All of these problems may seem harmless, but studies and surveys have demonstrated social media’s widespread negative impact on mental health. A 2019 survey showed teenagers who spend 3 hours or more a day on social media are at a heightened risk of mental health problems. People using social media platforms are more likely to express body image concerns and eating pathology than those who don’t use social media. Depression and anxiety have become commonplace in people using these platforms as well. Furthermore, suicide rates have tripled in ages between 10 and 24, coinciding with the rise of social media. Through social media, cyberbullying has become increasingly prevalent. In apps such as Instagram, it is possible to comment on a post with little filter on the content of the comment. False news and rumors spread six times faster than real news, creating a massive gap between what is true and false. In this age of disinformation, it is almost impossible to sort through what is fact and fiction.

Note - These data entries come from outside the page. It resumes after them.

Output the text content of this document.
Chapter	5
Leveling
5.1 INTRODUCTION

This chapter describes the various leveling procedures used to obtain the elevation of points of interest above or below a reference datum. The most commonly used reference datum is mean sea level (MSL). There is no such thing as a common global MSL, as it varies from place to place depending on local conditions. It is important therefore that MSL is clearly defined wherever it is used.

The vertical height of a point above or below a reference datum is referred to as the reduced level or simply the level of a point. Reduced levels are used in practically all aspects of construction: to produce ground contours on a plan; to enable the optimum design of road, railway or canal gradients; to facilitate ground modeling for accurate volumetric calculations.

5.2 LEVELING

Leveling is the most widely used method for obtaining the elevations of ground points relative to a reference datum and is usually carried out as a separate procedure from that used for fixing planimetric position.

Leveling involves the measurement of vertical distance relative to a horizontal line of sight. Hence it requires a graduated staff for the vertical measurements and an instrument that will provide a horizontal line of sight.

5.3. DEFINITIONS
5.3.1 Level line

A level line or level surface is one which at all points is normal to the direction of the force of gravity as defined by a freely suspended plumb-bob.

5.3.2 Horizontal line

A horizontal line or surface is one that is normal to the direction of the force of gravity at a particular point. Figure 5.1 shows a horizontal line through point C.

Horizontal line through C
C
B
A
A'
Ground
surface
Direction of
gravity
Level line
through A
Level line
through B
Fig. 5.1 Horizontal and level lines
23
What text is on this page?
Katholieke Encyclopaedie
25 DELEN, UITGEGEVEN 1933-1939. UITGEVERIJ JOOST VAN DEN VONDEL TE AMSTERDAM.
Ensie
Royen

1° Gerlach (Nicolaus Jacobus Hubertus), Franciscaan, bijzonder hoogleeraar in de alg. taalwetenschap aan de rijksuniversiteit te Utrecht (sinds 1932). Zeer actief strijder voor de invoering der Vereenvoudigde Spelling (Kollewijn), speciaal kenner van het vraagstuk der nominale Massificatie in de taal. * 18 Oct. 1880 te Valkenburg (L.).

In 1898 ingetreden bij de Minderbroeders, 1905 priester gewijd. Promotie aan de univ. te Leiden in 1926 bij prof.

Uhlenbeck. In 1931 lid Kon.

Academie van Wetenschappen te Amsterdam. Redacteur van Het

A “like” on a post started out as a good idea, to spread good feelings and show someone agrees with that post. As put by Justin Rosenstein, the creator of the like button, “When we were making the like button, our entire motivation was ‘can we spread positivity and love in the world?’ The idea that fast forward to today and teens would be getting depressed when they don’t have enough likes, or it could be leading to political polarization was nowhere on our radar.” There are even two specific mental illnesses stemming from technology that scientists have defined: nomophobia, the fear of being without your phone, and textaphrenia, the fear of not being able to send or receive texts, which are very common symptoms of social media addiction.

However, there is light at the end of the tunnel. Extensive research has been conducted and while the evidence above does not suggest a bright outcome to social media users, it shows there is a healthy balance of social media. Now, being able to control how long you spend on social media is a difficult burden, but nevertheless possible. Social media has become an integral part of our lives and is here to stay for better or worse. Going forward, it is important to not swap face-to-face interactions with a screen. Spending time connecting with your friends in a balance between in-person and online through social media is encouraged and will result in a healthier and happier you.